Em muitas das capitais europeias, os muçulmanos representam já provavelmente entre 10% e 20% da população. O terrorismo inspirado pelo fundamentalismo islâmico tem um objectivo: através do sectarismo e da violência, aprisionar os muçulmanos em comunidades fechadas e hostis aos olhos dos outros europeus. Ninguém mais do que os jihadistas está empenhado em promover a chamada “islamofobia”. A campanha de terror foi toda calibrada para isso. O autor do atentado não é sempre um comando armado chegado da Síria: pode ser o rapaz do andar ao lado, com um camião ou uma faca de cozinha, de modo que todo o muçulmano se torne suspeito. A vítima não precisa de ocupar cargos ou ter responsabilidades: basta estar no lugar errado à hora errada, de modo que todos os cidadãos se sintam ameaçados. O assassinato do padre Hamel na igreja de Saint-Étienne-du-Rouvray tem um sentido: é a tentativa de importação para a França do terrorismo sectário que afundou o Iraque, a Síria ou o Líbano numa espiral de violência entre as suas comunidades. É um facto: a Europa ainda não é o Médio Oriente. Mas já não está separada do Médio Oriente.
O impacto do terrorismo é ainda ampliado de outra maneira: pelo modo como é percebido como parte do pacote da globalização. As elites europeias continuam a acreditar que as populações apenas se interessam pelo conforto material. A globalização favoreceu esse conforto para muitos, mas a circulação de bens e de pessoas também abalou a vida de comunidades até aí assentes numa identidade colectiva e na partilha de certos valores, dentro de fronteiras definidas. Num primeiro momento, a nostalgia de míticas homogeneidades nacionais inspirará contestações “nativistas” e proteccionistas, como os promovidos por Trump nos EUA ou por Le Pen em França. Mas num segundo momento, se o terrorismo alastrar e os europeus começarem a sentir que ir ao concerto ou ao centro comercial se tornou um jogo de roleta com a morte, não é de excluir uma evolução para além do mal-estar e do protesto.
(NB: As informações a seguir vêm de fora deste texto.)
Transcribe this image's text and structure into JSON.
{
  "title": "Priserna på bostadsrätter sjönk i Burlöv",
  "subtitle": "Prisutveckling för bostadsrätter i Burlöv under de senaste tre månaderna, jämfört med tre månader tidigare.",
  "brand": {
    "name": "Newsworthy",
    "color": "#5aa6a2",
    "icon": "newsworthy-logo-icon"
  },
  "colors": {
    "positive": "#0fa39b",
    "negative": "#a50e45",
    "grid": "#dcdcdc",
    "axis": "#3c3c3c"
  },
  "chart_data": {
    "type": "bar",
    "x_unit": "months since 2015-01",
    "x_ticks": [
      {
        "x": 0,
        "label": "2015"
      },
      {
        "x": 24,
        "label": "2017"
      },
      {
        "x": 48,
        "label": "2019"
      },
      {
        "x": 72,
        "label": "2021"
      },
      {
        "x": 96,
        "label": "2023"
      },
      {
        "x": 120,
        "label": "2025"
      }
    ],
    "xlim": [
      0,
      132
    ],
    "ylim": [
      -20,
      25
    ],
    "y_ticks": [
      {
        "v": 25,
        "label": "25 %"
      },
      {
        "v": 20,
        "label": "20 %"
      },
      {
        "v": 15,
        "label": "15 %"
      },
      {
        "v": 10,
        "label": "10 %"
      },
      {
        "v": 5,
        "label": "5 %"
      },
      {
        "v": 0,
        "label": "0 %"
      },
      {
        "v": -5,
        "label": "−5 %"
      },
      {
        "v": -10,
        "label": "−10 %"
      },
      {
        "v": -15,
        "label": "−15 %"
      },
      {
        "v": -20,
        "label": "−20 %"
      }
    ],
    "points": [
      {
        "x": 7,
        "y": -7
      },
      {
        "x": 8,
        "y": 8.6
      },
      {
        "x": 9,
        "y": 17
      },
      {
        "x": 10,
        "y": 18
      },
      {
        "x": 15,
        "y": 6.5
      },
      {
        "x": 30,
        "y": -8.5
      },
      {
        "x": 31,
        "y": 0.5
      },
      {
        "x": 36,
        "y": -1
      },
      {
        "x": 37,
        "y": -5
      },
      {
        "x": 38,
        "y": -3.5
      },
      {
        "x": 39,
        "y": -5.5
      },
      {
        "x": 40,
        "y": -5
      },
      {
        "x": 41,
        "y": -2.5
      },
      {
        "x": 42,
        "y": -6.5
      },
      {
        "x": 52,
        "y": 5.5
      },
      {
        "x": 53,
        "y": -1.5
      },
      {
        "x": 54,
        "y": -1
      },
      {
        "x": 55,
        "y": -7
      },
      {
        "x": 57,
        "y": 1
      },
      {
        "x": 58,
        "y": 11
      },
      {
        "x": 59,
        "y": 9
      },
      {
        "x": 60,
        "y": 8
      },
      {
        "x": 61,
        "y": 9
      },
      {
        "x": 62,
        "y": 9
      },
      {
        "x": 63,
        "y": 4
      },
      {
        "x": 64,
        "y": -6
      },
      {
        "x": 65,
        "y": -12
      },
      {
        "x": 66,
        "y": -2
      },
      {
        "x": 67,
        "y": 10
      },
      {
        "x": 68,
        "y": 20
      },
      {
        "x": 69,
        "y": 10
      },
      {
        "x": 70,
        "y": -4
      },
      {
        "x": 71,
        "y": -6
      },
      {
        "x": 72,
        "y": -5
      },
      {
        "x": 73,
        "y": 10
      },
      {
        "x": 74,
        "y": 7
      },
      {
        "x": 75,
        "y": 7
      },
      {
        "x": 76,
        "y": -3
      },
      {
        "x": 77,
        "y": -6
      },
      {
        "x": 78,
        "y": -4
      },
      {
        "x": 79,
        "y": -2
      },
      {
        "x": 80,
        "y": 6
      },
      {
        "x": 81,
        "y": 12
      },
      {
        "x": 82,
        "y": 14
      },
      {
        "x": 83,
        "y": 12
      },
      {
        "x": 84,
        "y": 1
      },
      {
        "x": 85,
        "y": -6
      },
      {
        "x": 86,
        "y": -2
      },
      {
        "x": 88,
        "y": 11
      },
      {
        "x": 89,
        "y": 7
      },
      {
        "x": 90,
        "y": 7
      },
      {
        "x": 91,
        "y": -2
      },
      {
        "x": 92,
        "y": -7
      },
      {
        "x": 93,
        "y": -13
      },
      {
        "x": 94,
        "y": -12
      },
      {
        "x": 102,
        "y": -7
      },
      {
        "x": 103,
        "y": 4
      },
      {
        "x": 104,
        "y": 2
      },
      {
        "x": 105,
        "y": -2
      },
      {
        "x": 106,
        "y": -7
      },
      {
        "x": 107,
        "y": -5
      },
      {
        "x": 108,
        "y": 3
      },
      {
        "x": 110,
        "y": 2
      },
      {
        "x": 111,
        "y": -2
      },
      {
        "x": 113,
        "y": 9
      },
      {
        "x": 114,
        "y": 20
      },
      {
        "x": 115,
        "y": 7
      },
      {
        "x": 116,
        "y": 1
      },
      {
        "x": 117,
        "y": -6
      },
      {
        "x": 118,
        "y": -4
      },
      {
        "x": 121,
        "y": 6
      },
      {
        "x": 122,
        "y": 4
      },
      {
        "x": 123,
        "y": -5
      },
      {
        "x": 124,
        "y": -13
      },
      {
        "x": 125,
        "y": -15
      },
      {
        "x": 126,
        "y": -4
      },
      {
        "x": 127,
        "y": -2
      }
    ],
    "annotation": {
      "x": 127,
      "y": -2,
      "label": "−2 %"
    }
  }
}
Nalguns casos, teremos apoio popular para regimes policiais, como na Rússia; noutros, continuaremos a ter talvez democracias, mas democracias limitadas aos “nativos”, com exclusão das comunidades suspeitas, alvo de medidas de segurança especiais. Sim, os jihadistas podem transformar a Europa. Não convém subestimá-los.
O jihadismo é, em primeiro lugar, uma tragédia para as suas vítimas. Em Março deste ano, em duas semanas, os jihadistas atacaram em seis países e mataram 247 pessoas. O New York Times tentou dar identidades a essas vítimas: nomes, rostos, histórias. Vidas cortadas, famílias destruídas, não apenas em Bruxelas, mas em Ankara ou em Lahore. Não há palavras para essas tragédias. Mas os jihadistas não querem matar só pessoas. Querem também matar sociedades. E é preciso não ter ilusões: as sociedades também morrem. Esta é uma guerra, como tem dito o Papa Francisco. Mas uma guerra é sempre uma coisa que se pode perder.